Affirmed. Costs to appellee.

McGREGOR, P.J. and J.H. GILLIS, J., concurred.

NOTES

[1] Sec. 615. (a) Except with authority of a statute or of a duly authorized public body or official, no person shall place, maintain, or display along any highway or upon any structure in or over any highway any sign, signal, marking, device, blinking, oscillating or rotating light or lights, decoration or banner which is or purports to be or is in imitation of or resembles or which can be mistaken for a traffic control device or railroad sign or signal, or which attempts to direct the movement of traffic, or which hides from view or interferes with the effectiveness of any traffic control device or any railroad sign or signal, and no person shall place or maintain nor shall any public authority permit upon any highway any traffic sign or signal bearing thereon any commercial advertising.

(b) No person shall place, maintain or display along any highway any blinking, oscillating or rotating light or lights sufficiently similar in color and design that they may be mistaken for the distinguishing lights authorized by law for emergency vehicles or that creates a hazard for the safety of drivers using said highways.

(c) Every such prohibited sign, signal, marking, device, decoration or banner is hereby declared to be a public nuisance and the authority having jurisdiction over the highway is hereby empowered to remove the same or cause to be removed without notice.

(d) Decorations or banners which may be placed over the traveled portion of any street or highway shall be placed not closer than 10 feet on either side of traffic lights or signals and shall be so placed as to not obstruct a clear view of such traffic lights or signals.

[2] In the agreed statement of facts it appears that on November 16, 1962, the Michigan public service commission made an inspection of this crossing, with due notice to highway, police, and railroad authorities.

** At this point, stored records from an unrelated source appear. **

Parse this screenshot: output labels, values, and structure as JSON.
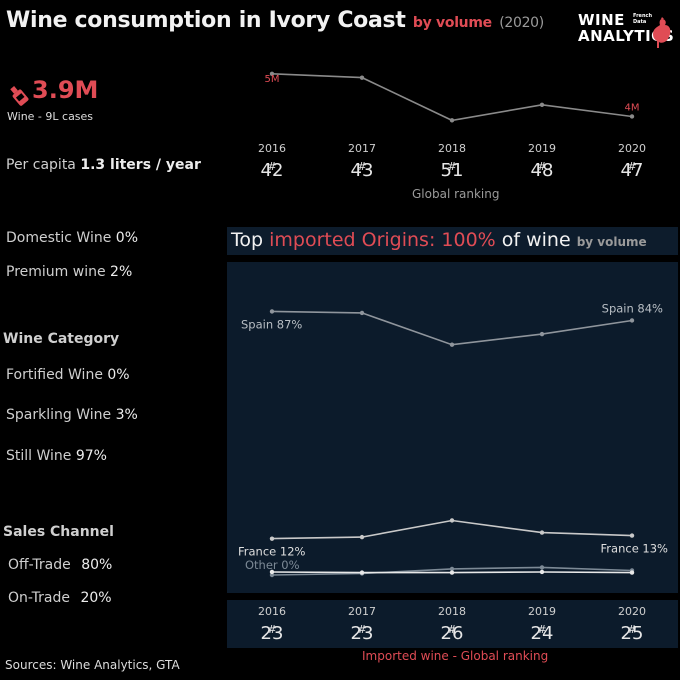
{
  "header": {
    "title": "Wine consumption in Ivory Coast",
    "by_volume": "by volume",
    "year": "(2020)"
  },
  "logo": {
    "line1": "WINE",
    "line2": "ANALYTICS",
    "small": "French Data"
  },
  "kpi": {
    "value": "3.9M",
    "subtitle": "Wine - 9L cases",
    "icon": "wine-bottle-icon"
  },
  "per_capita": {
    "label": "Per capita",
    "value": "1.3 liters / year"
  },
  "years": [
    "2016",
    "2017",
    "2018",
    "2019",
    "2020"
  ],
  "global_ranking": {
    "ranks": [
      "42",
      "43",
      "51",
      "48",
      "47"
    ],
    "label": "Global ranking",
    "hash": "#"
  },
  "metrics": {
    "domestic": {
      "label": "Domestic Wine",
      "value": "0%"
    },
    "premium": {
      "label": "Premium wine",
      "value": "2%"
    }
  },
  "wine_category": {
    "title": "Wine Category",
    "items": [
      {
        "label": "Fortified Wine",
        "value": "0%"
      },
      {
        "label": "Sparkling Wine",
        "value": "3%"
      },
      {
        "label": "Still Wine",
        "value": "97%"
      }
    ]
  },
  "sales_channel": {
    "title": "Sales Channel",
    "items": [
      {
        "label": "Off-Trade",
        "value": "80%"
      },
      {
        "label": "On-Trade",
        "value": "20%"
      }
    ]
  },
  "banner": {
    "part1": "Top ",
    "part2": "imported Origins: 100%",
    "part3": " of wine ",
    "part4": "by volume"
  },
  "imported_ranking": {
    "ranks": [
      "23",
      "23",
      "26",
      "24",
      "25"
    ],
    "label": "Imported wine - Global ranking"
  },
  "sources": "Sources: Wine Analytics, GTA",
  "colors": {
    "accent": "#e04c55",
    "panel": "#0c1b2b",
    "line_volume": "#8a8a8a",
    "line_spain": "#8f959c",
    "line_france": "#c9c9c9",
    "line_other": "#e8e8e8"
  },
  "chart_data": [
    {
      "type": "line",
      "x": [
        "2016",
        "2017",
        "2018",
        "2019",
        "2020"
      ],
      "series": [
        {
          "values": [
            5.0,
            4.9,
            3.8,
            4.2,
            3.9
          ]
        }
      ],
      "first_label": "5M",
      "last_label": "4M",
      "ylim": [
        3.5,
        5.2
      ]
    },
    {
      "type": "line",
      "x": [
        "2016",
        "2017",
        "2018",
        "2019",
        "2020"
      ],
      "ylim": [
        0,
        100
      ],
      "series": [
        {
          "name": "Spain",
          "values": [
            87,
            86.5,
            76,
            79.5,
            84
          ],
          "first_label": "Spain 87%",
          "last_label": "Spain 84%"
        },
        {
          "name": "France",
          "values": [
            12,
            12.5,
            18,
            14,
            13
          ],
          "first_label": "France 12%",
          "last_label": "France 13%"
        },
        {
          "name": "Other",
          "values": [
            0,
            0.5,
            2,
            2.5,
            1.5
          ],
          "first_label": "Other 0%",
          "last_label": ""
        },
        {
          "values": [
            1,
            0.8,
            0.8,
            1,
            0.8
          ]
        }
      ]
    }
  ]
}
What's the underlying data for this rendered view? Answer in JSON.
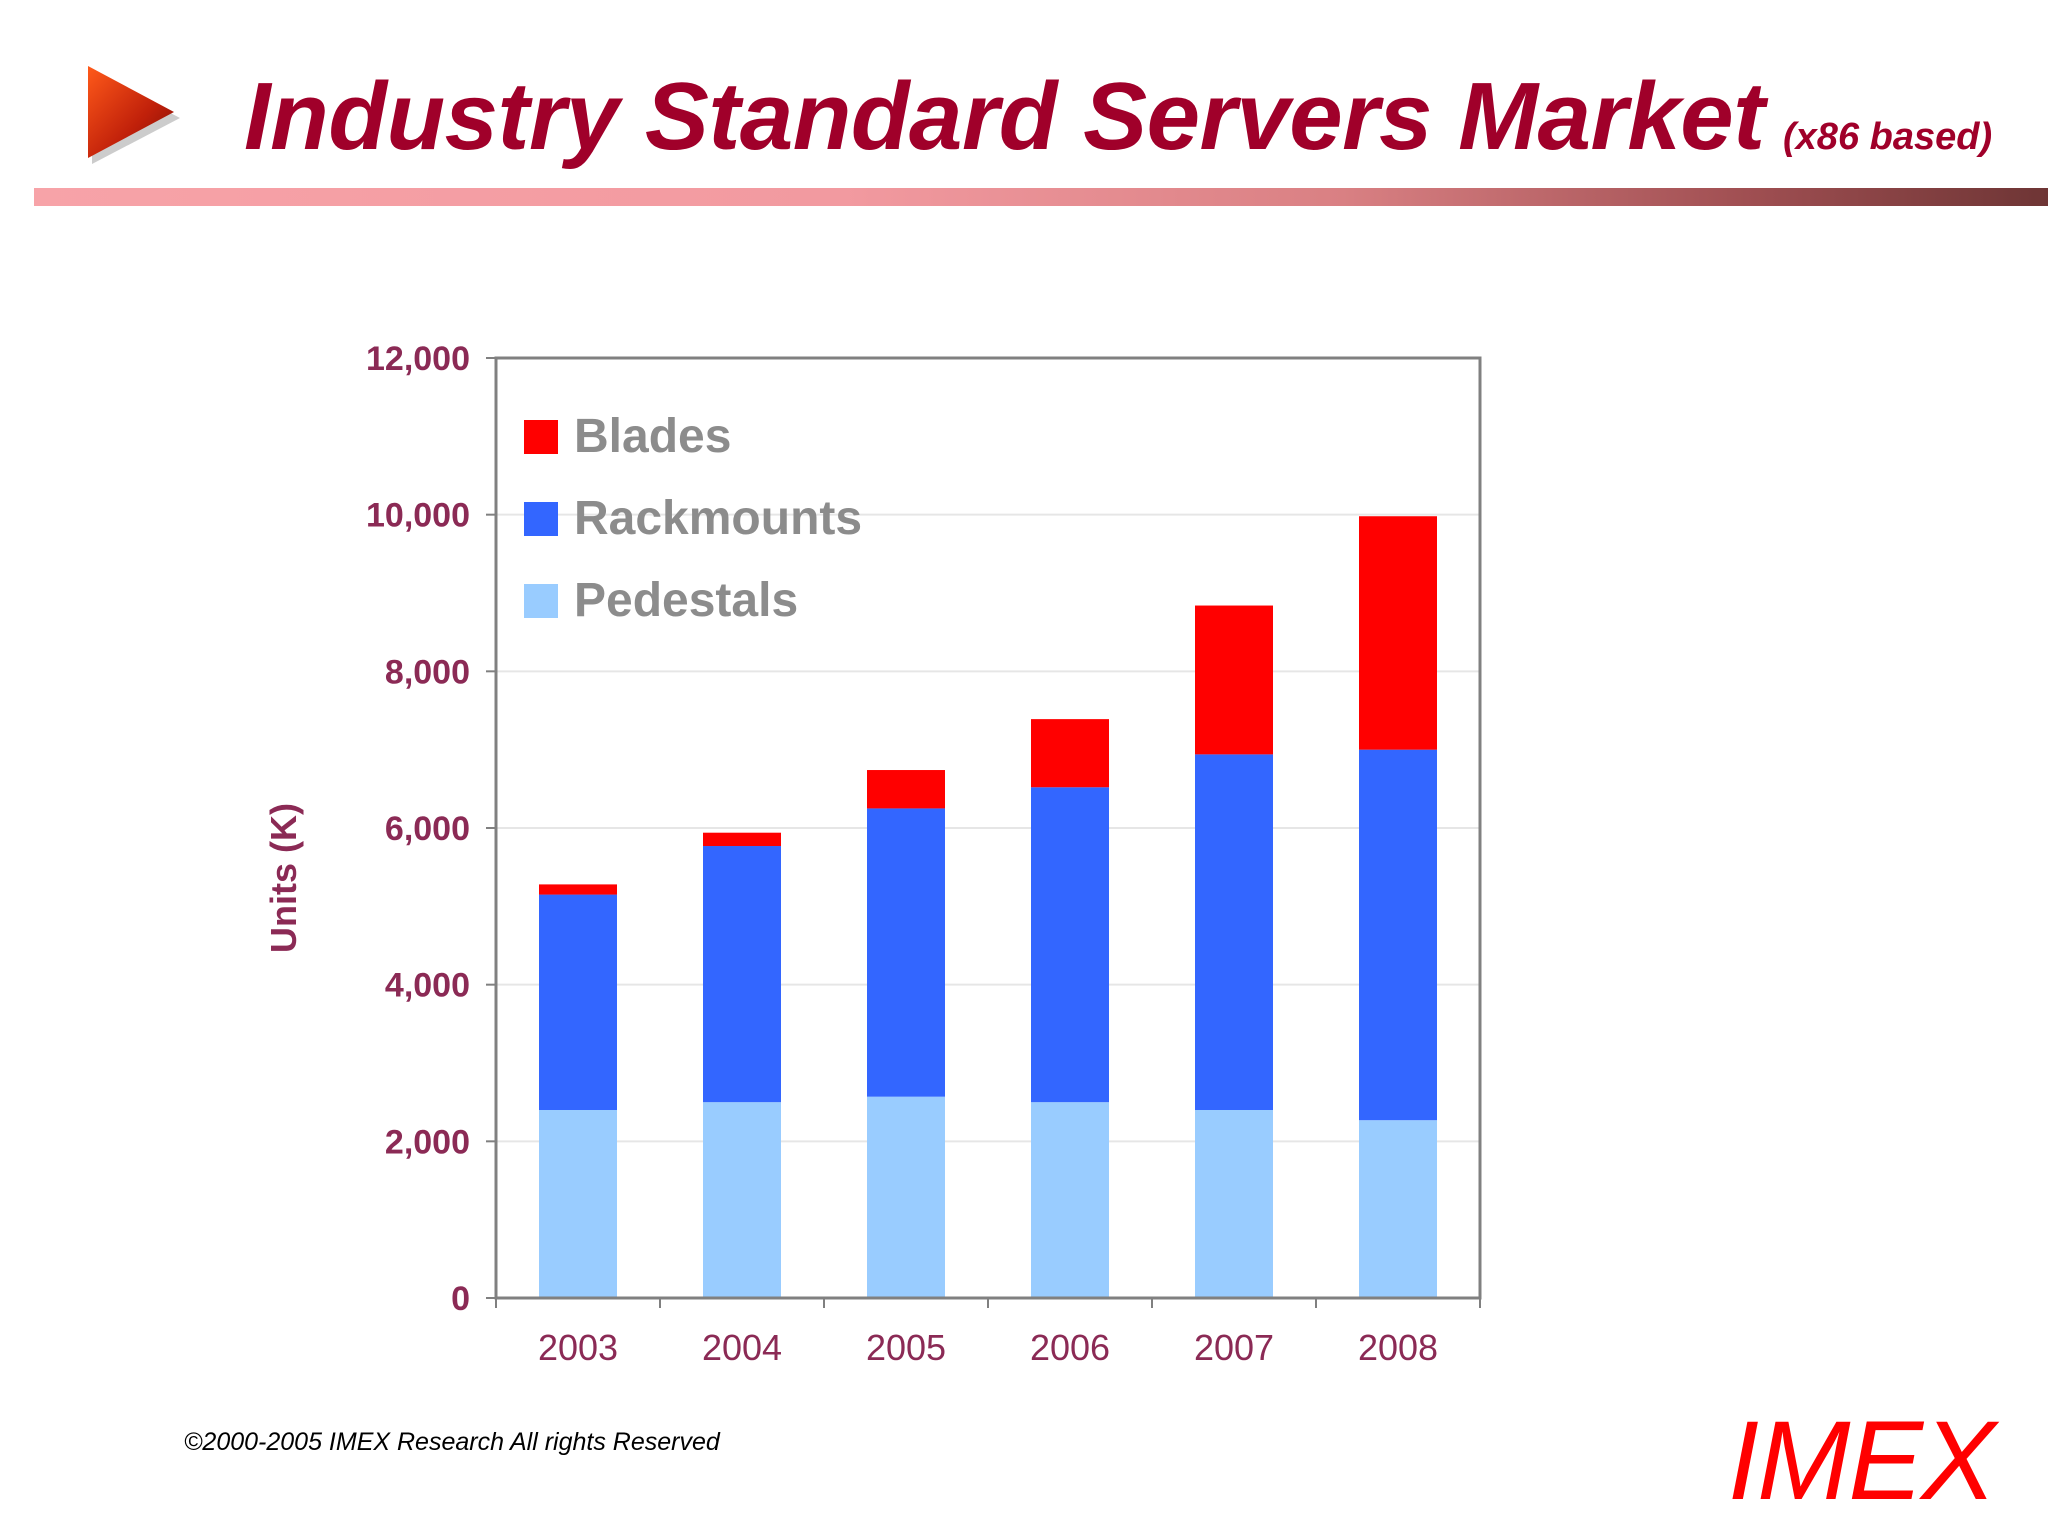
{
  "slide": {
    "title": "Industry Standard Servers Market",
    "subtitle": "(x86 based)",
    "footer_copyright": "©2000-2005  IMEX Research All rights Reserved",
    "footer_logo": "IMEX",
    "arrow_icon": "play-triangle-icon",
    "colors": {
      "title": "#a0002a",
      "axis_text": "#8b2a55",
      "logo": "#ff0000"
    }
  },
  "chart_data": {
    "type": "bar",
    "stacked": true,
    "title": "",
    "xlabel": "",
    "ylabel": "Units (K)",
    "categories": [
      "2003",
      "2004",
      "2005",
      "2006",
      "2007",
      "2008"
    ],
    "ylim": [
      0,
      12000
    ],
    "yticks": [
      0,
      2000,
      4000,
      6000,
      8000,
      10000,
      12000
    ],
    "ytick_labels": [
      "0",
      "2,000",
      "4,000",
      "6,000",
      "8,000",
      "10,000",
      "12,000"
    ],
    "grid": true,
    "legend_position": "top-left (inside plot)",
    "series": [
      {
        "name": "Pedestals",
        "color": "#99ccff",
        "values": [
          2400,
          2500,
          2570,
          2500,
          2400,
          2270
        ]
      },
      {
        "name": "Rackmounts",
        "color": "#3366ff",
        "values": [
          2750,
          3270,
          3680,
          4020,
          4540,
          4730
        ]
      },
      {
        "name": "Blades",
        "color": "#ff0000",
        "values": [
          130,
          170,
          490,
          870,
          1900,
          2980
        ]
      }
    ],
    "legend_order": [
      "Blades",
      "Rackmounts",
      "Pedestals"
    ]
  }
}
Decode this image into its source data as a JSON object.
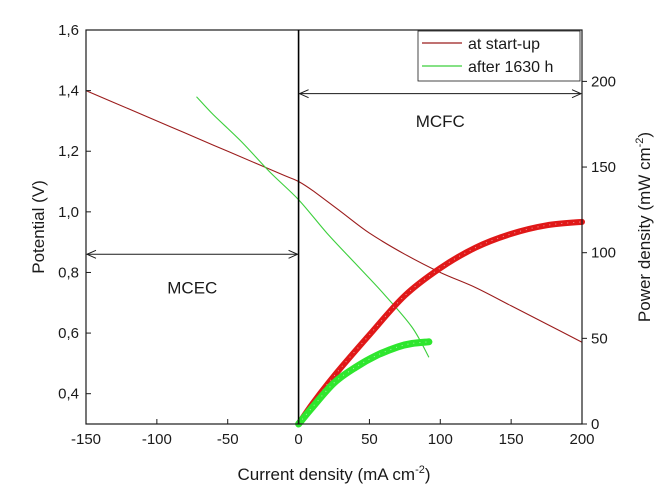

This was only 2 months before the accident. The finding was as follows:

"Present roadway conditions and traffic, combined with the possibility of road improvement in the future, cannot be deemed such as to justify the installation of automatic protection. Change in roadway construction, to permit more traffic at higher speed, should justify further consideration of these crossings."

The agreed statement of facts went on to state that no material changes occurred between the inspection and the accident.

[3] The only allegation of negligence was as follows: "That the defendant, Grand Trunk Western Railroad, a Michigan corporation, had a duty to maintain its railroad crossings in such a manner and in such a condition as to adequately warn members of the general public of an approaching railroad engine."